The mechanistic distinction opens the door to multiple respiratory indications where cough is a disabling symptom but lacks therapeutic attention. Trevi is already exploring nalbuphine ER in non-IPF interstitial lung disease and refractory chronic cough, and clinicians believe the pathway could extend further into COPD-related chronic cough or post-infectious cough syndromes, if efficacy and safety trends hold.

Pulmonologists consulted about the trial results note that mechanism-based stratification will become increasingly important as the cough therapeutics field matures. A differentiated mechanism such as KAMA modulation could play well in markets fatigued by the underperformance of P2X3 programs, particularly in light of taste-related side effects and inconsistent efficacy seen with agents like gefapixant.

What regulatory and commercial hurdles remain before nalbuphine ER becomes a viable therapeutic option

Despite encouraging Phase 2b data, nalbuphine ER remains an investigational therapy with no formal regulatory filings to date. For approval in the United States, Trevi will likely need to initiate a Phase 3 trial with rigorous endpoint harmonization and long-term safety monitoring, particularly given the opioid receptor activity profile.

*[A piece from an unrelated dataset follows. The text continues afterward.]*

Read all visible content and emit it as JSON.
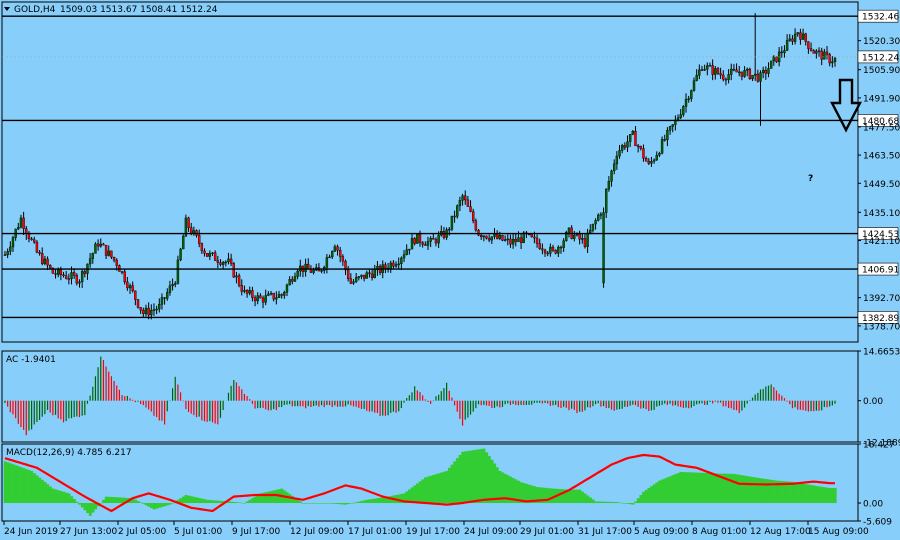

While nalbuphine is not currently scheduled by the U.S. Drug Enforcement Agency, regulatory scrutiny around any opioid-modulating compound remains heightened. Industry experts caution that labeling discussions, post-marketing commitments, and abuse potential assessments could introduce delays even if efficacy is clearly demonstrated in future trials.

Commercially, scale-up presents a challenge. Nalbuphine is a well-known compound, historically used as an injectable analgesic, but Trevi’s oral ER formulation represents a novel application. Ensuring reliable, scalable production of the ER format, combined with the unique dose titration needs seen in CORAL, may require dedicated formulation and supply chain partnerships.

Reimbursement could also be complex. As nalbuphine ER may sit between symptom relief and disease-modifying classification, payers will expect a clear health-economic rationale. Demonstrating that cough reduction meaningfully reduces hospitalization rates or improves patient-reported quality-of-life scores will be essential to justify pricing in a constrained specialty care market.

What signals stakeholders should watch next in the IPF cough treatment landscape

Stakeholders will likely focus on three near-term developments. First, any signal from Trevi Therapeutics regarding a Phase 3 trial initiation or regulatory engagement will be closely watched. A protocol aligned with recent FDA guidance on chronic cough endpoints could de-risk the submission pathway significantly.

Second, head-to-head or cross-trial comparisons with other emerging agents in chronic cough, particularly those targeting P2X3 and TRPV1 pathways, will begin to shape the competitive narrative. Nalbuphine ER’s performance in these contexts will influence its commercial positioning.

Finally, the publication in JAMA itself may have an amplifying effect beyond scientific circles. Peer-reviewed credibility can influence trial site recruitment, institutional investor confidence, and even potential licensing or partnership conversations, especially as respiratory portfolios become more strategic for mid-sized biotech firms and specialty pharma players.